Brooks wasn't interested in pussyfooting about with the code. In fact he often played up a property's faults for comic effect but there was method in his madness. The ads drew the reader in by being witty and caustically entertaining - if slightly bonkers - and then invariably whetted their appetite at the end by saying the property was going cheap or the vendor was either open to offers or someone frightfully important.

An ad for a house in Chester Square, Belgravia reads "under its mantle of dust & dirt this is a very fine house; there is even an air of aristocratic decay about the broken passenger lift." The price is £19,995 "but try any offer, owner might take a low price from a deserving, but impecunious young couple. Viewing Sunday 3-5. Knock four times."

An ad for a small modernised period residence in London W1 with "three decent enough bedrooms" and "a small paved garden", goes on to say "The outlook - the backside of Woolworths - might be considered a little Fustian, but, good enough for our clients (Her grandpa & uncle are Peers, descended from Duchess of Devonshire, He, decent upper middle class . . ., STIRLING CASTLE was "Home.")It's probably good enough for you. £8,550 FREEHOLD."

In another he describes a three bed maisonette on Wimbledon Park Road SW18 as "not fearfully attractive . . . The best advice I can give on this property," says eminent surveyor, "is demolition." But what on earth can one expect for £2,995?"

About a six room Chelsea House, he says "Whilst not wishing to gloss over its slum-like qualities we ought to mention that our clients will only sell to a person with the taste and means to restore it properly. A foul little garden at the back, only £6,500."

"Fashionable" Chelsea comes in for a bashing in another: "It attracts predatory businessmen, with their awful wives & poorer envious detractors. All being poisoned by the filthy effluvia of Lots Road Power Station, the Gas works and a strong whiff from Battersea Power Station."

He wasn't always scathing, describing a sunny luxury flat overlooking lovely ancient trees as "well fit" , another top floor flat as "WIZARD", in capital letters for full effect, and the bathroom of a former Archers actress luxury Mayfair home "an ablutionist's dream".

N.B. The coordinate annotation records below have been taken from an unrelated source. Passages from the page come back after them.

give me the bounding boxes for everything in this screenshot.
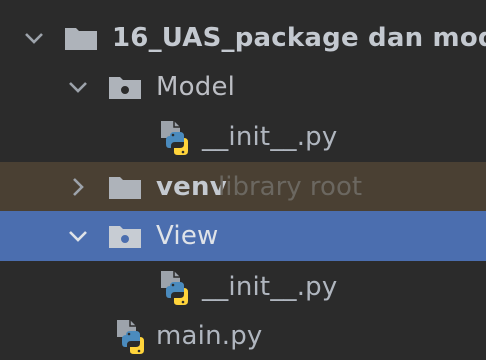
chevron-down-icon[interactable] <box>66 75 90 99</box>
python-file-icon <box>161 271 188 305</box>
tree-row-root[interactable]: 16_UAS_package dan modu <box>0 13 486 63</box>
tree-row-model[interactable]: Model <box>0 62 486 112</box>
project-tree: 16_UAS_package dan modu Model __init__.p… <box>0 0 486 360</box>
tree-label-model: Model <box>156 72 236 102</box>
tree-row-venv[interactable]: venv library root <box>0 162 486 212</box>
tree-label-root: 16_UAS_package dan modu <box>112 23 486 53</box>
python-file-icon <box>117 320 144 354</box>
chevron-down-icon[interactable] <box>66 224 90 248</box>
python-file-icon <box>161 121 188 155</box>
package-folder-icon <box>109 226 141 248</box>
tree-row-view[interactable]: View <box>0 211 486 261</box>
tree-label-venv: venv <box>156 172 227 202</box>
tree-label-main: main.py <box>156 321 263 351</box>
folder-icon <box>109 177 141 199</box>
folder-icon <box>65 28 97 50</box>
package-folder-icon <box>109 77 141 99</box>
tree-label-view-init: __init__.py <box>202 272 338 302</box>
tree-label-view: View <box>156 221 219 251</box>
chevron-right-icon[interactable] <box>66 175 90 199</box>
library-root-hint: library root <box>218 172 363 202</box>
chevron-down-icon[interactable] <box>22 26 46 50</box>
tree-row-main[interactable]: main.py <box>0 311 486 360</box>
tree-label-model-init: __init__.py <box>202 122 338 152</box>
tree-row-view-init[interactable]: __init__.py <box>0 262 486 312</box>
tree-row-model-init[interactable]: __init__.py <box>0 112 486 162</box>
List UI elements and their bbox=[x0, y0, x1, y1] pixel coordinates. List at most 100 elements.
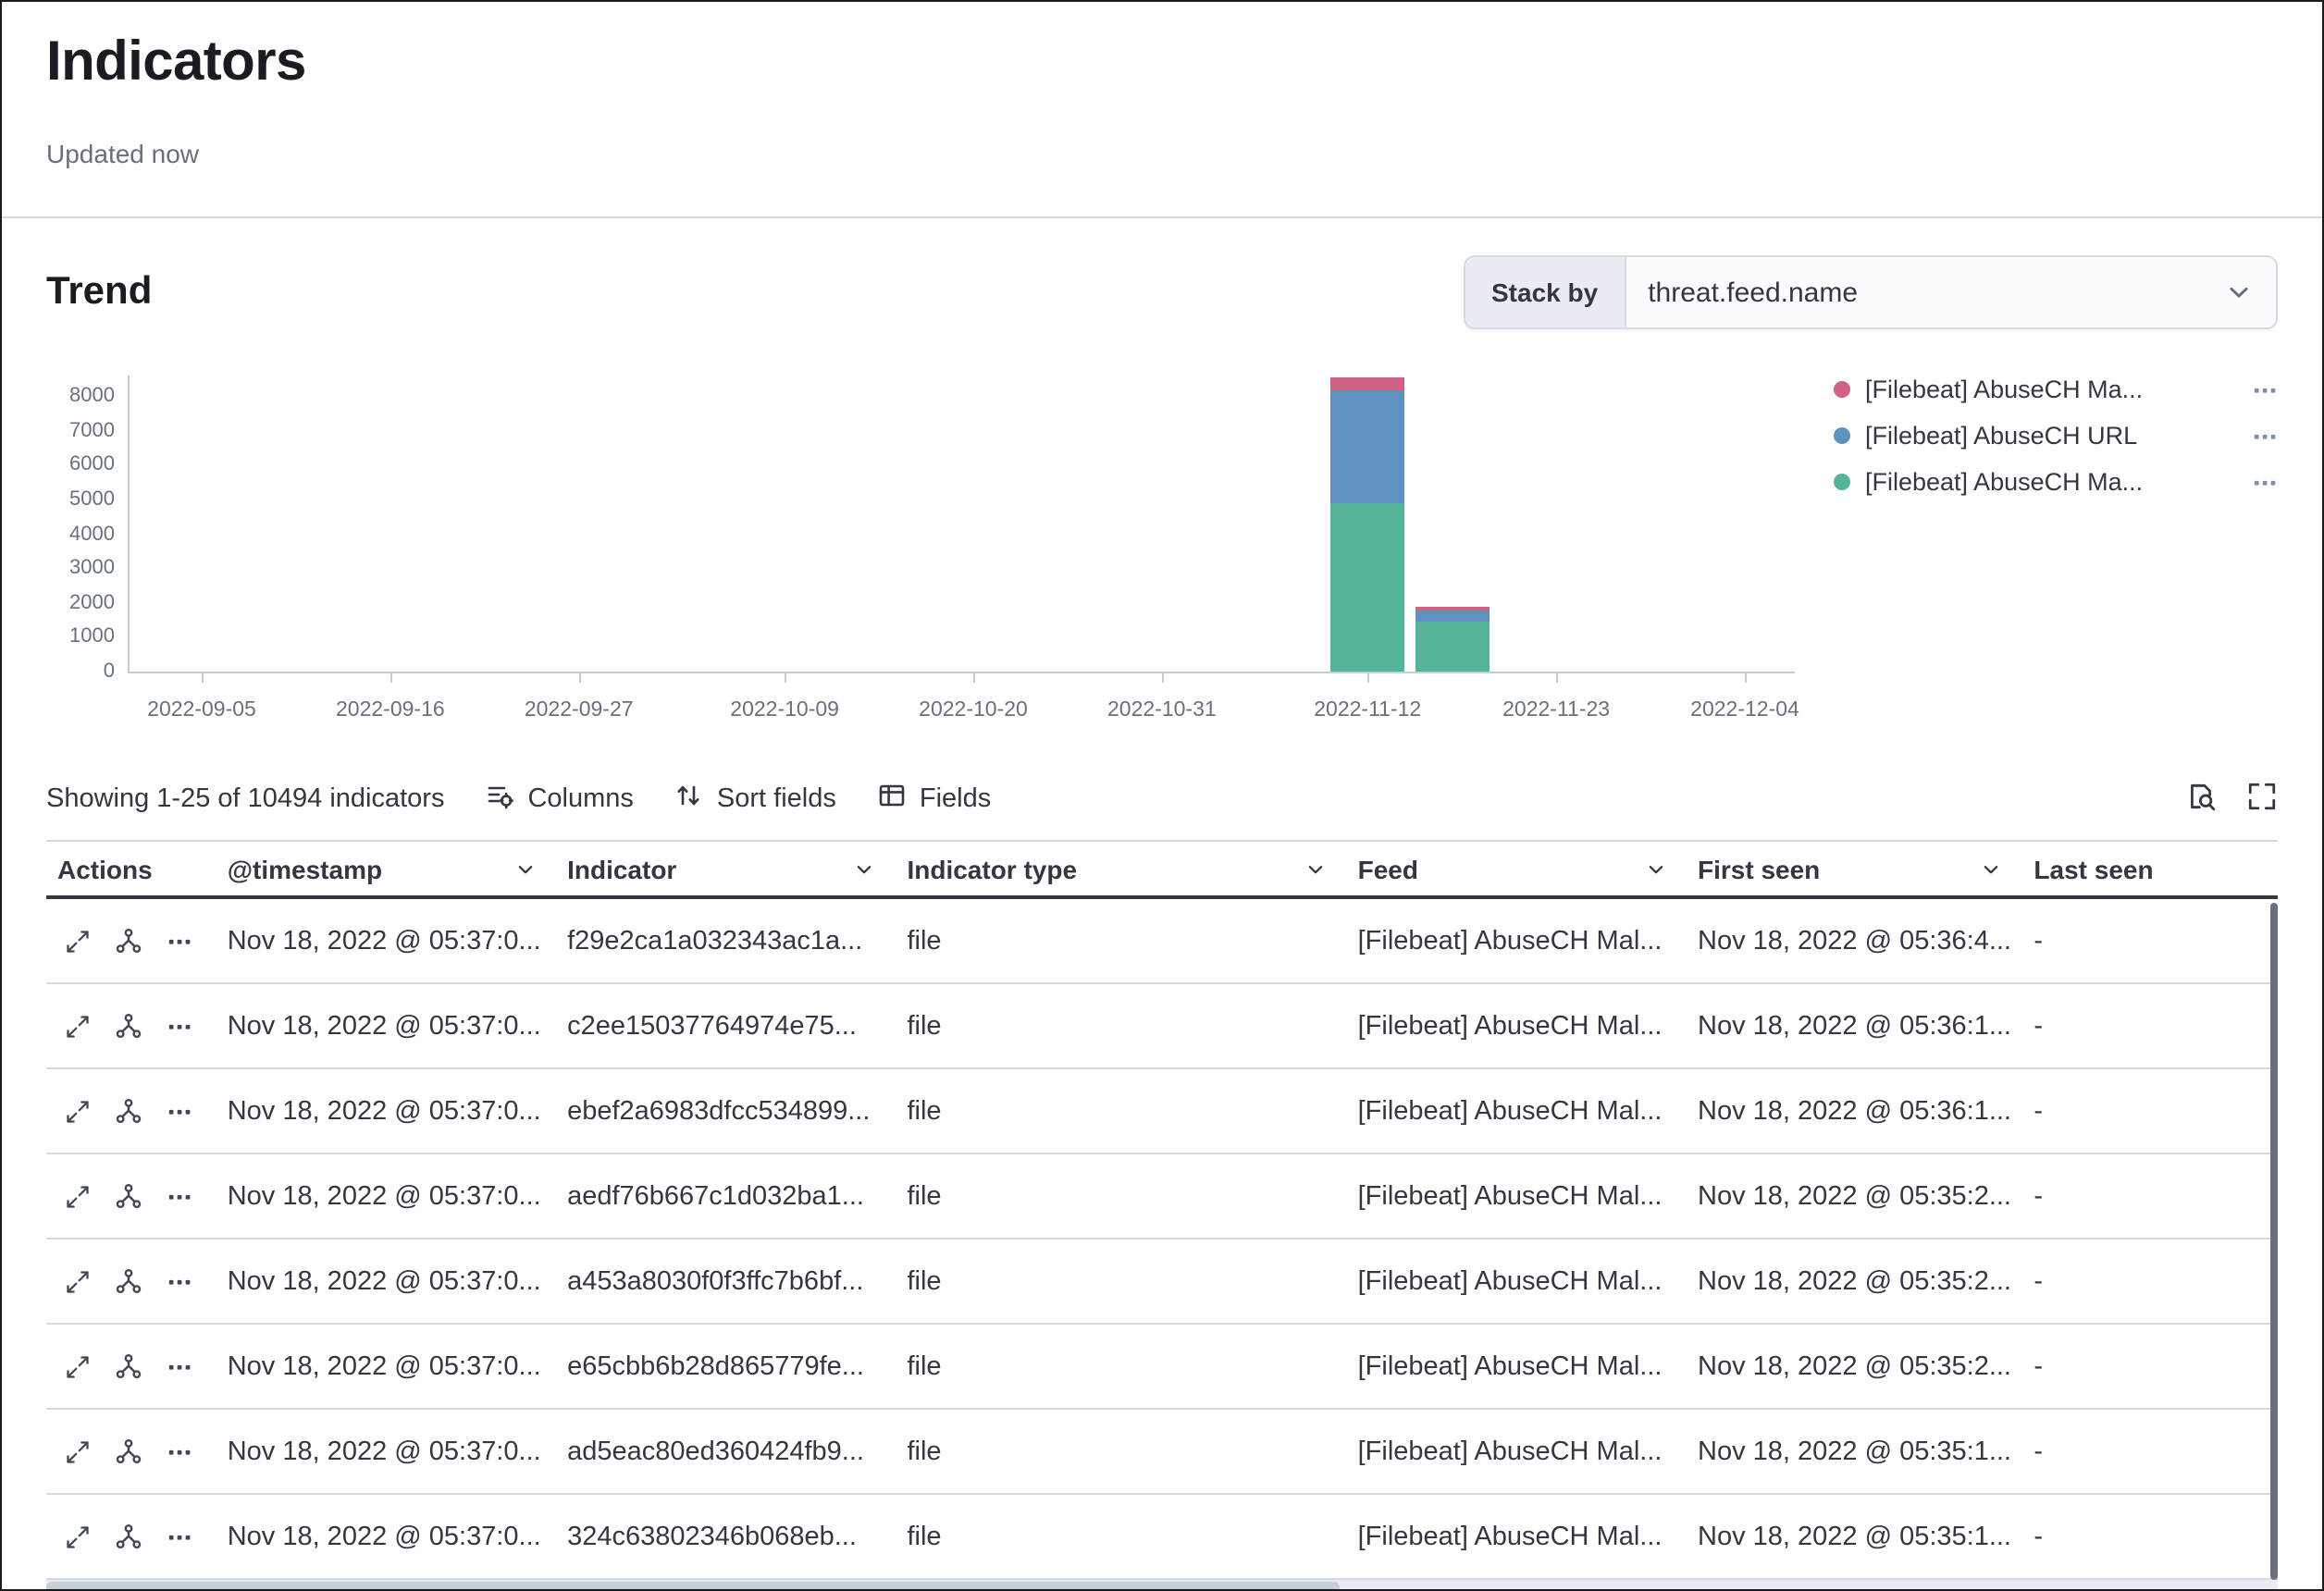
x-axis-tick-label: 2022-09-16 bbox=[302, 699, 479, 722]
bar-segment[interactable] bbox=[1330, 503, 1404, 672]
column-header-indicator[interactable]: Indicator bbox=[556, 842, 896, 895]
timeline-icon bbox=[115, 1182, 142, 1210]
chevron-down-icon[interactable] bbox=[851, 856, 877, 882]
stack-by-select[interactable]: threat.feed.name bbox=[1626, 257, 2276, 327]
cell-actions bbox=[46, 1097, 216, 1125]
sort-fields-button[interactable]: Sort fields bbox=[674, 781, 836, 818]
open-details-button[interactable] bbox=[65, 1013, 91, 1039]
open-details-button[interactable] bbox=[65, 1098, 91, 1124]
page-header: Indicators Updated now bbox=[2, 2, 2322, 168]
boxes-horizontal-icon bbox=[167, 1183, 192, 1209]
column-header-first-seen[interactable]: First seen bbox=[1687, 842, 2022, 895]
more-actions-button[interactable] bbox=[167, 1438, 192, 1464]
investigate-in-timeline-button[interactable] bbox=[115, 1437, 142, 1465]
table-row: Nov 18, 2022 @ 05:37:0...324c63802346b06… bbox=[46, 1495, 2278, 1580]
timeline-icon bbox=[115, 1437, 142, 1465]
x-axis-tick bbox=[785, 673, 786, 683]
column-header-indicator-type[interactable]: Indicator type bbox=[896, 842, 1346, 895]
investigate-in-timeline-button[interactable] bbox=[115, 1352, 142, 1380]
x-axis-tick bbox=[1745, 673, 1747, 683]
open-details-button[interactable] bbox=[65, 1438, 91, 1464]
chevron-down-icon[interactable] bbox=[512, 856, 538, 882]
sort-icon bbox=[674, 781, 704, 818]
x-axis-tick bbox=[1367, 673, 1369, 683]
cell-timestamp: Nov 18, 2022 @ 05:37:0... bbox=[216, 1522, 556, 1551]
boxes-horizontal-icon bbox=[167, 1438, 192, 1464]
vertical-scrollbar[interactable] bbox=[2270, 903, 2278, 1580]
x-axis-tick bbox=[390, 673, 392, 683]
bar-segment[interactable] bbox=[1416, 606, 1490, 611]
cell-last-seen: - bbox=[2022, 1096, 2278, 1126]
horizontal-scrollbar[interactable] bbox=[46, 1580, 2278, 1591]
legend-item[interactable]: [Filebeat] AbuseCH Ma... bbox=[1834, 366, 2278, 413]
x-axis-tick bbox=[579, 673, 581, 683]
investigate-in-timeline-button[interactable] bbox=[115, 1523, 142, 1550]
more-actions-button[interactable] bbox=[167, 928, 192, 954]
expand-icon bbox=[65, 1523, 91, 1549]
investigate-in-timeline-button[interactable] bbox=[115, 1097, 142, 1125]
more-actions-button[interactable] bbox=[167, 1013, 192, 1039]
bar-segment[interactable] bbox=[1416, 622, 1490, 672]
boxes-horizontal-icon bbox=[167, 1098, 192, 1124]
cell-last-seen: - bbox=[2022, 1522, 2278, 1551]
cell-last-seen: - bbox=[2022, 1181, 2278, 1211]
cell-actions bbox=[46, 1012, 216, 1040]
stack-by-label: Stack by bbox=[1465, 257, 1626, 327]
inspect-button[interactable] bbox=[2185, 781, 2217, 818]
bar-segment[interactable] bbox=[1330, 391, 1404, 503]
chevron-down-icon[interactable] bbox=[1978, 856, 2004, 882]
chevron-down-icon[interactable] bbox=[1642, 856, 1668, 882]
cell-feed: [Filebeat] AbuseCH Mal... bbox=[1347, 926, 1687, 956]
cell-indicator-type: file bbox=[896, 1011, 1346, 1041]
legend-actions-icon[interactable] bbox=[2252, 423, 2278, 449]
expand-icon bbox=[65, 1438, 91, 1464]
cell-indicator: f29e2ca1a032343ac1a... bbox=[556, 926, 896, 956]
horizontal-scrollbar-thumb[interactable] bbox=[46, 1582, 1341, 1591]
investigate-in-timeline-button[interactable] bbox=[115, 1182, 142, 1210]
column-header-feed[interactable]: Feed bbox=[1347, 842, 1687, 895]
cell-indicator-type: file bbox=[896, 1437, 1346, 1466]
more-actions-button[interactable] bbox=[167, 1268, 192, 1294]
cell-indicator-type: file bbox=[896, 1181, 1346, 1211]
expand-icon bbox=[65, 1098, 91, 1124]
open-details-button[interactable] bbox=[65, 1523, 91, 1549]
stack-by-control: Stack by threat.feed.name bbox=[1464, 255, 2278, 329]
legend-actions-icon[interactable] bbox=[2252, 469, 2278, 495]
investigate-in-timeline-button[interactable] bbox=[115, 927, 142, 955]
open-details-button[interactable] bbox=[65, 1353, 91, 1379]
table-row: Nov 18, 2022 @ 05:37:0...a453a8030f0f3ff… bbox=[46, 1240, 2278, 1325]
cell-timestamp: Nov 18, 2022 @ 05:37:0... bbox=[216, 1011, 556, 1041]
bar-segment[interactable] bbox=[1330, 377, 1404, 391]
trend-chart[interactable]: 0100020003000400050006000700080002022-09… bbox=[46, 355, 1878, 747]
investigate-in-timeline-button[interactable] bbox=[115, 1267, 142, 1295]
more-actions-button[interactable] bbox=[167, 1098, 192, 1124]
legend-actions-icon[interactable] bbox=[2252, 376, 2278, 402]
legend-series-label: [Filebeat] AbuseCH Ma... bbox=[1865, 468, 2237, 496]
columns-button[interactable]: Columns bbox=[485, 781, 633, 818]
column-header-timestamp[interactable]: @timestamp bbox=[216, 842, 556, 895]
timeline-icon bbox=[115, 927, 142, 955]
column-header-label: Indicator bbox=[567, 854, 676, 883]
fields-button[interactable]: Fields bbox=[877, 781, 991, 818]
y-axis-tick-label: 3000 bbox=[46, 557, 115, 579]
updated-status: Updated now bbox=[46, 139, 2278, 168]
legend-item[interactable]: [Filebeat] AbuseCH URL bbox=[1834, 413, 2278, 459]
more-actions-button[interactable] bbox=[167, 1183, 192, 1209]
fullscreen-button[interactable] bbox=[2246, 781, 2278, 818]
more-actions-button[interactable] bbox=[167, 1353, 192, 1379]
open-details-button[interactable] bbox=[65, 1183, 91, 1209]
open-details-button[interactable] bbox=[65, 928, 91, 954]
trend-heading: Trend bbox=[46, 270, 152, 314]
legend-item[interactable]: [Filebeat] AbuseCH Ma... bbox=[1834, 459, 2278, 505]
chevron-down-icon[interactable] bbox=[1303, 856, 1329, 882]
open-details-button[interactable] bbox=[65, 1268, 91, 1294]
x-axis-tick-label: 2022-11-23 bbox=[1467, 699, 1645, 722]
toolbar-right-icons bbox=[2185, 781, 2278, 818]
bar-segment[interactable] bbox=[1416, 611, 1490, 622]
cell-last-seen: - bbox=[2022, 1011, 2278, 1041]
table-row: Nov 18, 2022 @ 05:37:0...ad5eac80ed36042… bbox=[46, 1410, 2278, 1495]
page-title: Indicators bbox=[46, 31, 2278, 94]
more-actions-button[interactable] bbox=[167, 1523, 192, 1549]
cell-indicator-type: file bbox=[896, 1522, 1346, 1551]
investigate-in-timeline-button[interactable] bbox=[115, 1012, 142, 1040]
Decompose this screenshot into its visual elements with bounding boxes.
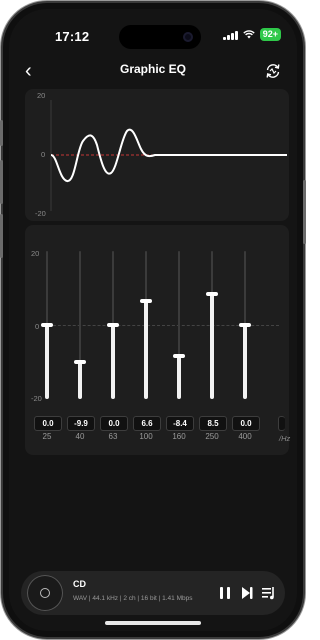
- dynamic-island: [119, 25, 201, 49]
- slider-fill: [243, 325, 247, 399]
- band-freq-40: 40: [75, 432, 85, 441]
- band-freq-100: 100: [139, 432, 153, 441]
- slider-thumb[interactable]: [140, 298, 152, 303]
- slider-thumb[interactable]: [173, 354, 185, 359]
- band-slider-250[interactable]: [202, 251, 222, 399]
- band-slider-400[interactable]: [235, 251, 255, 399]
- nav-bar: ‹ Graphic EQ: [9, 59, 297, 85]
- track-info: WAV | 44.1 kHz | 2 ch | 16 bit | 1.41 Mb…: [73, 595, 193, 602]
- action-button: [0, 120, 3, 146]
- next-track-icon[interactable]: [239, 585, 255, 601]
- band-freq-400: 400: [238, 432, 252, 441]
- eq-curve-panel: 20 0 -20: [25, 89, 289, 221]
- band-value-overflow: [278, 416, 285, 431]
- band-value-25[interactable]: 0.0: [34, 416, 62, 431]
- band-slider-25[interactable]: [37, 251, 57, 399]
- slider-thumb[interactable]: [206, 291, 218, 296]
- band-slider-100[interactable]: [136, 251, 156, 399]
- slider-thumb[interactable]: [107, 323, 119, 327]
- band-slider-40[interactable]: [70, 251, 90, 399]
- volume-up-button: [0, 160, 3, 204]
- slider-thumb[interactable]: [239, 323, 251, 327]
- band-value-160[interactable]: -8.4: [166, 416, 194, 431]
- slider-fill: [144, 300, 148, 399]
- queue-icon[interactable]: [261, 585, 277, 601]
- cd-disc-icon[interactable]: [27, 575, 63, 611]
- band-slider-160[interactable]: [169, 251, 189, 399]
- mini-player[interactable]: CD WAV | 44.1 kHz | 2 ch | 16 bit | 1.41…: [21, 571, 285, 615]
- slider-fill: [45, 325, 49, 399]
- slider-fill: [78, 361, 82, 399]
- side-button: [303, 180, 306, 244]
- track-title: CD: [73, 579, 86, 589]
- home-indicator: [105, 621, 201, 625]
- band-value-250[interactable]: 8.5: [199, 416, 227, 431]
- band-value-100[interactable]: 6.6: [133, 416, 161, 431]
- eq-response-curve: [50, 100, 287, 211]
- cellular-signal-icon: [222, 30, 238, 40]
- eq-sliders-panel: 20 0 -20 0.0 25 -9.9 40 0.0 63 6.6 100 -8.4 160 8.…: [25, 225, 291, 455]
- band-freq-250: 250: [205, 432, 219, 441]
- unit-label: /Hz: [279, 434, 291, 443]
- wifi-icon: [243, 30, 255, 39]
- camera-icon: [183, 32, 193, 42]
- volume-down-button: [0, 214, 3, 258]
- phone-frame: 17:12 92+ ‹ Graphic EQ 20 0 -20 20 0 -20…: [3, 3, 303, 637]
- band-slider-63[interactable]: [103, 251, 123, 399]
- screen: 17:12 92+ ‹ Graphic EQ 20 0 -20 20 0 -20…: [9, 9, 297, 631]
- battery-indicator: 92+: [259, 28, 281, 41]
- band-freq-160: 160: [172, 432, 186, 441]
- band-value-400[interactable]: 0.0: [232, 416, 260, 431]
- slider-thumb[interactable]: [74, 359, 86, 364]
- slider-fill: [177, 356, 181, 399]
- slider-thumb[interactable]: [41, 323, 53, 327]
- status-icons: 92+: [222, 28, 281, 41]
- band-value-63[interactable]: 0.0: [100, 416, 128, 431]
- slider-fill: [210, 293, 214, 399]
- slider-fill: [111, 325, 115, 399]
- band-value-40[interactable]: -9.9: [67, 416, 95, 431]
- pause-icon[interactable]: [217, 585, 233, 601]
- band-freq-63: 63: [108, 432, 118, 441]
- reset-icon[interactable]: [263, 61, 283, 81]
- status-time: 17:12: [55, 29, 90, 44]
- band-freq-25: 25: [42, 432, 52, 441]
- page-title: Graphic EQ: [119, 62, 187, 76]
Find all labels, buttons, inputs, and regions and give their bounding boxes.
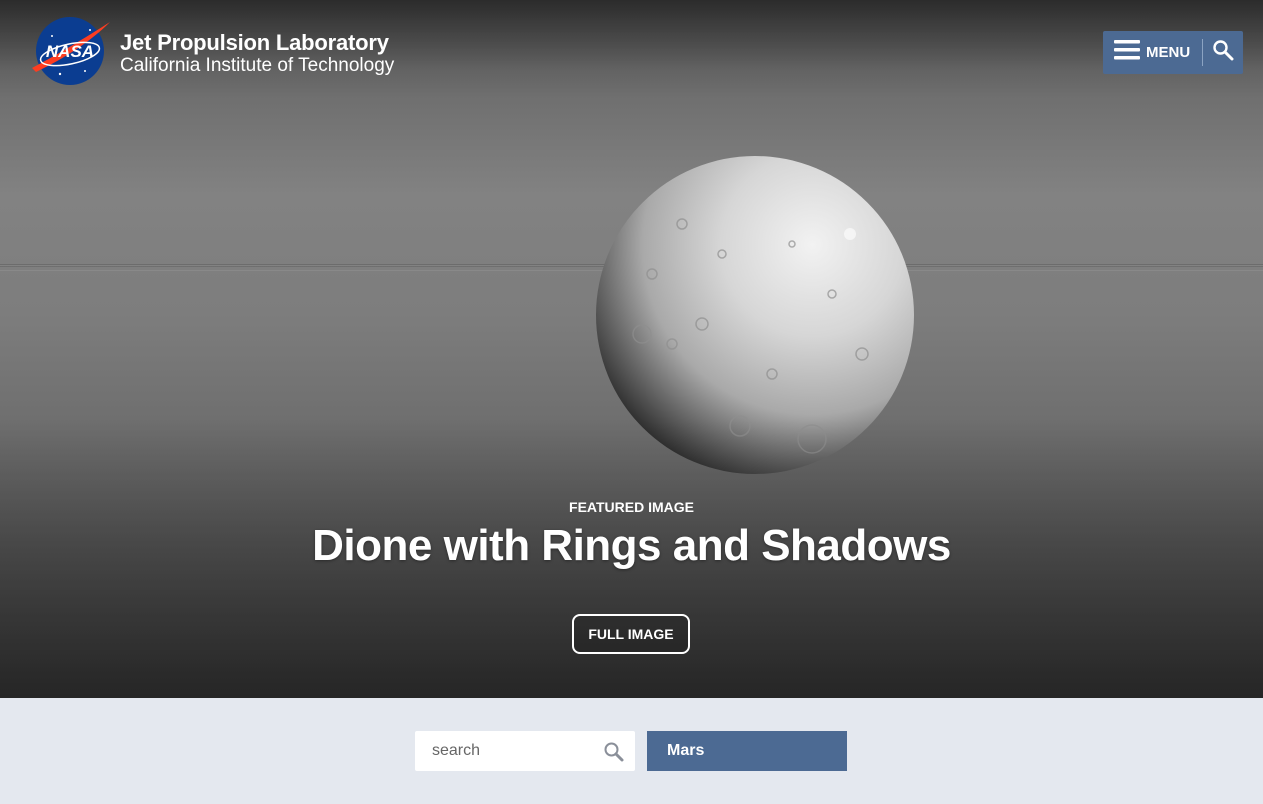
nasa-logo-text: NASA	[46, 42, 94, 61]
menu-label: MENU	[1146, 44, 1191, 61]
org-subtitle: California Institute of Technology	[120, 55, 395, 77]
site-logo[interactable]: NASA Jet Propulsion Laboratory Californi…	[30, 16, 394, 91]
hero-title: Dione with Rings and Shadows	[312, 521, 951, 570]
full-image-button[interactable]: FULL IMAGE	[572, 614, 690, 654]
org-name: Jet Propulsion Laboratory	[120, 29, 389, 55]
hero-kicker: FEATURED IMAGE	[569, 499, 694, 515]
hero-banner: NASA Jet Propulsion Laboratory Californi…	[0, 0, 1263, 698]
hamburger-icon	[1114, 39, 1140, 66]
search-submit-icon[interactable]	[603, 741, 625, 763]
hero-gradient-overlay	[0, 0, 1263, 698]
search-field	[415, 731, 635, 771]
header-search-button[interactable]	[1203, 31, 1243, 74]
search-icon	[1212, 39, 1234, 66]
category-select[interactable]: Mars	[647, 731, 847, 771]
menu-button[interactable]: MENU	[1103, 31, 1190, 74]
nasa-meatball-icon: NASA	[30, 16, 112, 91]
menu-bar: MENU	[1103, 31, 1243, 74]
search-input[interactable]	[415, 741, 594, 761]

But while the London property market might be big enough to make room for a character like Brooks, would such a straight-talking estate agent last long in Irish market? Would clients stand for having their house called a grubby old ruin or the area they live in dismissed as "fashionable but sordid"? Probably not, but surely there's a case for telling the truth without taking it to extremes.

One estate agent with a thriving business has done just that. Steve Symes of Green Valley Properties, which specialises in finding and selling remote rural properties in Co Clare, Co Cork and South Galway, prides himself on his no-nonsense approach.

A look at his website confirms this. An ad for a €12,700 site in Co Cork says it has "a pile of stones, vaguely house-shaped, covered in briars with a tree growing out the middle on circa 1/3 acre in a very quiet hilly location on Cork/Kerry/Limerick border. Neglected for decades." A €300,000 house in Killaloe, Co Clare is a "large proportioned 'no frills' bungalow with two large bedrooms in elevated location . . . ". A €55,000 house in Kilrush, Co Clare is "a good example of one of the few remaining mud houses still standing in West Clare. Over 150 years old . . . This is a property for the dedicated enthusiast who wishes to restore, and is not for sale to anyone who has notions of demolition and replacement." So if a property really is charming and keenly priced , who are you most likely to believe? The estate agent who tells the truth or the one who constantly forgets to mention details like rat infestation or an adjacent high security prison?